After blurry weekend, Singapore’s air clears up on Monday morning – but it may not be the end of hazy days yet

The haze seen from Bugis and Braddell flyover on September 14, 2019.
SPH

After a weekend of shunning outdoor activities, Singaporeans can now breathe easy for a bit.

The haze situation has gradually improved in Singapore as prevailing winds have shifted to blow from the southeast, according to the National Environment Agency (NEA) on Sunday evening (Sept 15).

However, NEA added that dry weather is forecasted to persist in Singapore and Sumatra, which means Singapore may still experience slightly hazy conditions as prevailing winds are expected to blow from the southeast or south.

After reaching a high of 116 on Saturday (Sept 14), the Pollutant Standards Index (PSI) readings for various parts of the island ranged between 77 and 86 as of 11am on Monday (Sept 16).

Air quality in Singapore  at 11am on September 16,2019.
NEA

24-hr PSI readings of 50 and below signify “good” air quality, while readings between 51 to 100 are classified “moderate”, and those between 101 to 200 are “unhealthy”.

The 24-hr PSI is forecast to gradually improve to the high end of the moderate range, if prevailing winds continue.

The 1-hour PM2.5 readings ranged from 17 to 27 – considered “Band I (Normal)” – on Monday morning. Readings between 56 to 150 are considered “Band II (Elevated)”, while readings of 151 to 250 are classified as “Band III (High)”, and those above 250 are “Band IV (Very High)”.

PM2.5 readings are expected to be between Band I (Normal) and the low end of Band II (Elevated) for the next 24 hours, NEA said.

Neighbouring Malaysia is not so lucky though, and many Malaysians woke up on Malaysia Day to huge swathes of haze, with five areas recording “very unhealthy” readings and 29 recording “unhealthy” readings. Kuching was also declared the “world’s most air-polluted city” by IQAir AirVisual on Monday morning.

According to NEA, a total of 439 hotspots were detected in Sumatra on Sunday, mostly in the central and southern provinces of Riau, Jambi, South Sumatra and Lampung. These hotspots caused moderate to dense levels of smoke haze which were blown by prevailing winds to affect parts of Singapore and Malaysia.
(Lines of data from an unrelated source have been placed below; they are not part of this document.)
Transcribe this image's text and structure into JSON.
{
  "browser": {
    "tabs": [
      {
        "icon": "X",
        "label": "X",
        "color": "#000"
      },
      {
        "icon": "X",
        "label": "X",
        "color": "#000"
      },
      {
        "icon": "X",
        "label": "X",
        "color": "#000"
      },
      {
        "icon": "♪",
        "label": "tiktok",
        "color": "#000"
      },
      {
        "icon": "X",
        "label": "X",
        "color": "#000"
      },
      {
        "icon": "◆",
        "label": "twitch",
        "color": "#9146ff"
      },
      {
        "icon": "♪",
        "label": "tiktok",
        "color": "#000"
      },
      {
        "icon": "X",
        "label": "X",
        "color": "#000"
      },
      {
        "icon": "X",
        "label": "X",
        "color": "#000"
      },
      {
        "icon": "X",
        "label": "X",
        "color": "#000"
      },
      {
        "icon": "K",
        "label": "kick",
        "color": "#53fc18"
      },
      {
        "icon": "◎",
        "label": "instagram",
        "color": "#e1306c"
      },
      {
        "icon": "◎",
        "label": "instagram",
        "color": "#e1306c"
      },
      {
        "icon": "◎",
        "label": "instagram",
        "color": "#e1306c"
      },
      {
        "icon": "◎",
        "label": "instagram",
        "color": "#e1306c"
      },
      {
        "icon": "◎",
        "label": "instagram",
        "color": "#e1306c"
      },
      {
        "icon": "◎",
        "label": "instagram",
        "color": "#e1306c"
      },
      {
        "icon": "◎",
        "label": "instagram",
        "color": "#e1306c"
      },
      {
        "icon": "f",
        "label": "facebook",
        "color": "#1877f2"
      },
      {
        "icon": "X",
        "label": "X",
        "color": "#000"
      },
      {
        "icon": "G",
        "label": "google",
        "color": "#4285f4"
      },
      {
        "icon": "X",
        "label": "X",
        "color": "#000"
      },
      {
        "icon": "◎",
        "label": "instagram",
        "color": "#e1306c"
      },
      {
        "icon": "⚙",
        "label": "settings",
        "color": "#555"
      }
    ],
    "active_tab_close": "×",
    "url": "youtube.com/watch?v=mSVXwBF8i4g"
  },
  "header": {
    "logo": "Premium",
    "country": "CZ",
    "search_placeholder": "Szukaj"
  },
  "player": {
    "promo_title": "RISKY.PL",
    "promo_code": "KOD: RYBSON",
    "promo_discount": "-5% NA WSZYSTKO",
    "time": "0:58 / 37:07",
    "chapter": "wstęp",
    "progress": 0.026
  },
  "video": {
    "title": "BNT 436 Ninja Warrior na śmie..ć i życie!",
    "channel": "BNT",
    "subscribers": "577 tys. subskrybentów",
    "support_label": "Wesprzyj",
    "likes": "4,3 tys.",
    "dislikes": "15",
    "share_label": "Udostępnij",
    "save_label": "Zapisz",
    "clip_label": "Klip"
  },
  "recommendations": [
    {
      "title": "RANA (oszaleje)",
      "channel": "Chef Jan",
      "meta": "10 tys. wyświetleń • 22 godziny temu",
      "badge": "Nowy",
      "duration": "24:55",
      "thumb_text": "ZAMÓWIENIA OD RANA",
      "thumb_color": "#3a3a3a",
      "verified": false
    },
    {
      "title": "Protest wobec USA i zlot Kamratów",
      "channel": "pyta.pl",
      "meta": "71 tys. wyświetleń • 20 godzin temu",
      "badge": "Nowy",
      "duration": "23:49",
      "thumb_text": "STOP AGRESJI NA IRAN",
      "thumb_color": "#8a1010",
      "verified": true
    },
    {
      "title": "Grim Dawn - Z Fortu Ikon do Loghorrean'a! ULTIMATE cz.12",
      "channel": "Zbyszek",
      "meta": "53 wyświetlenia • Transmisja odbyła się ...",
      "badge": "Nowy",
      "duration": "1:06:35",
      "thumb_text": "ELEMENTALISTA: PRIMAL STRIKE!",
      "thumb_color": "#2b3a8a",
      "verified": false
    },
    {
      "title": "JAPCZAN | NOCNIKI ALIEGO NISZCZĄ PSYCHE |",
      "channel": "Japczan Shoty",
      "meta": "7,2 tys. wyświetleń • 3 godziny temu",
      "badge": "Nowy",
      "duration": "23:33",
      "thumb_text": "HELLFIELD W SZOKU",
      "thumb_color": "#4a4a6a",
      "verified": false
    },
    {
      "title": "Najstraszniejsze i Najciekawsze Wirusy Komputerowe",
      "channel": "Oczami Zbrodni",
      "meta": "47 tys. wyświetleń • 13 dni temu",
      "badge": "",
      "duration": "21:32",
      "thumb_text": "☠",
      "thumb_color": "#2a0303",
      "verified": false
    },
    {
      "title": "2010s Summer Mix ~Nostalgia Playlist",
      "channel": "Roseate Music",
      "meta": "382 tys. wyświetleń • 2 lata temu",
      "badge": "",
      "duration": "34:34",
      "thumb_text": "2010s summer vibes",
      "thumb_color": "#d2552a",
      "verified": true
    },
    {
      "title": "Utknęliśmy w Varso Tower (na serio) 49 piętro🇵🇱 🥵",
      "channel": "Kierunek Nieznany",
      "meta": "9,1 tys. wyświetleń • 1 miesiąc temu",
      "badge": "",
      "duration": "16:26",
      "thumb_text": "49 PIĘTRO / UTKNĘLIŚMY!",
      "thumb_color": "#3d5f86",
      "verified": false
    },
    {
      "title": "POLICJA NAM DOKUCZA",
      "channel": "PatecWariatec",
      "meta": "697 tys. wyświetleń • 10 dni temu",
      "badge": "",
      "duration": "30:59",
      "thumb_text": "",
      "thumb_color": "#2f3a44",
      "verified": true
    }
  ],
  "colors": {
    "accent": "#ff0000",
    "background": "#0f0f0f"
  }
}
N95 masks will be “progressively available” starting September 15

Additionally, even though N95 masks were reported to be sold out at some retail stores in Singapore, the Ministry of Health (MOH) has said that more masks will be progressively available starting from Sunday (Sept 15).  

According to the NEA, N95 masks are designed to reduce the wearer’s respiratory exposure to airborne contaminants such as particles, gases or vapours and have a 95 per cent filter efficiency.